Itinerant masseuse Zenia (Alec Utgoff, “Stranger Things”) comes from his birthplace Chernobyl bearing nothing but his foldable massage table, slung over his shoulder like Jesus carrying his cross (he also bears a string of “radioactive” jokes). As he passes through the barrier into the wealthy enclave of his clients the gatekeeper asks, “Isn’t that table heavy?” We all know the answer to that one. Perhaps it is, but not as heavy as the hearts of the needy he is about to visit.

His massages end in a sort of hypnosis that transports the recipient into a verdant forest of lush green ever changing shades and shadows. This is a far cry from the pure white neighborhood of beautiful architecturally perfect mansions that is his treatment territory. His clients are a cross section of humanity and a cross section of human foibles. Lust, greed, alcohol abuse and war are represented, a systematic humanized breaking of the ten commandments.

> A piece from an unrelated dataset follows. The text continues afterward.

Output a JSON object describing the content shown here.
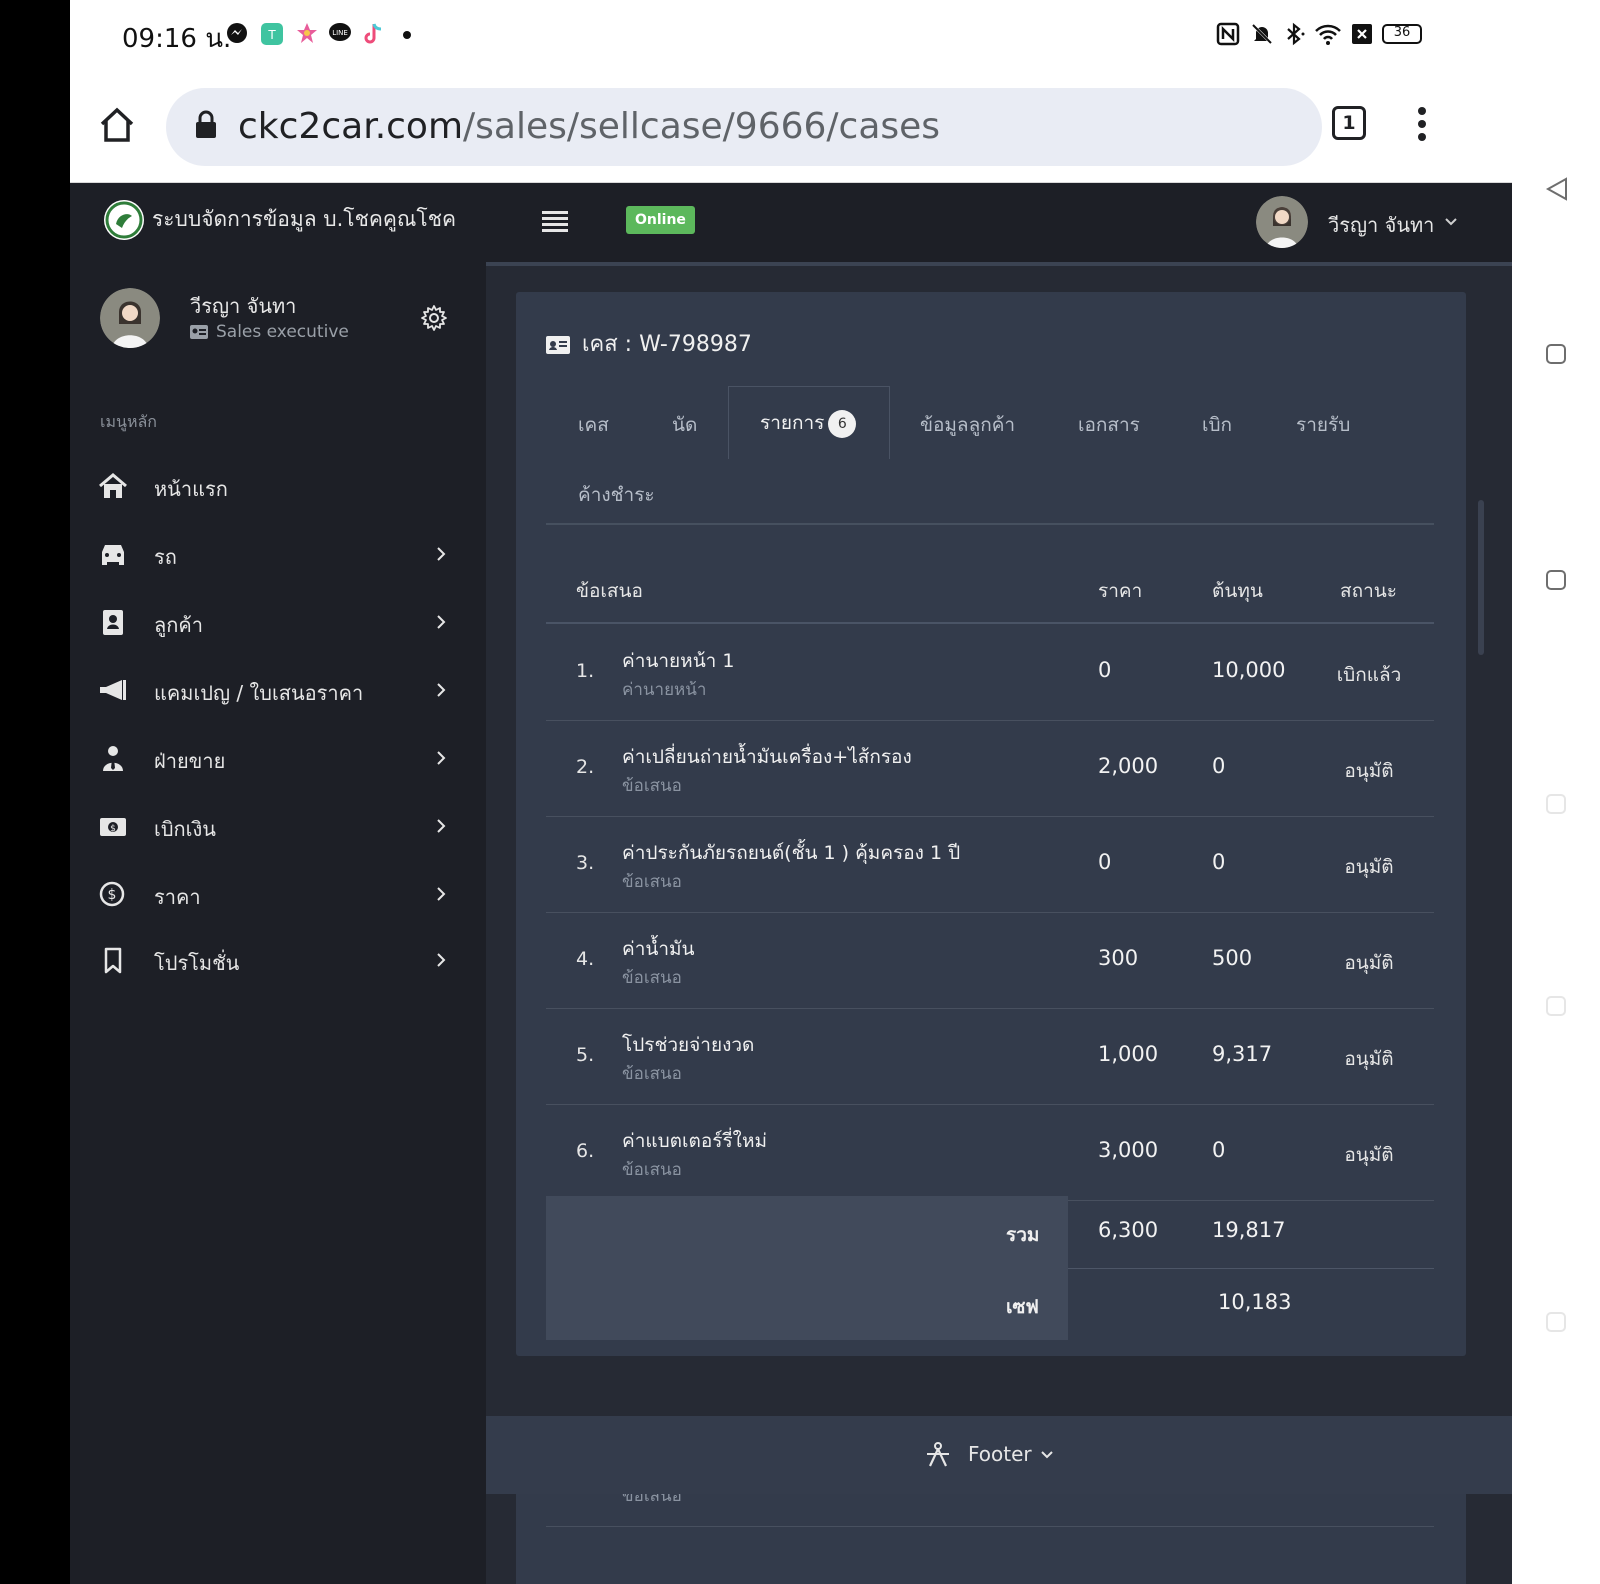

There are three meta-characters in the film, adults, children and animals. The children know the truth, we assume having not yet been corrupted and burdened by materialism. Animals, likewise, live for today, eschew materialism and appreciate the world for what it is. The on-going joke of the runaway dogs follows through the movie as the plot thickens. First they are being led on walks by the adults, then they are leading the adults.

Describing Christmas to a child who is beginning to see the filmmaker’s dim view of adulthood, Zenia says Santa comes when it snows. When the child utters the titular “Ain’t never gonna snow again” the chase is on.

The movie ends with a choral performance by the children at their school, followed by a magic show that has come to include Zenia as a replacement for the recently deceased magician. In a remarkably powerful last act the fourth wall between the audience and the magic is broken, as if to suddenly include the audience in the performance, the film and the magic. They are not simply watching the earth, the animals, the children and the snow, they are vitally affecting all of those. It is only through the act of caring and understanding that it will, indeed, snow again.

Poland’s submission for 2021 Oscars Best International Feature Film, there are few movies this year that take advantage of the medium as well as this one. Lynchian lights flash, dogs run amuck in empty swimming pools and a beautifully executed classical soundtrack set it off. A few special effects are used when required and they are used to maximum advantage on a minimal budget.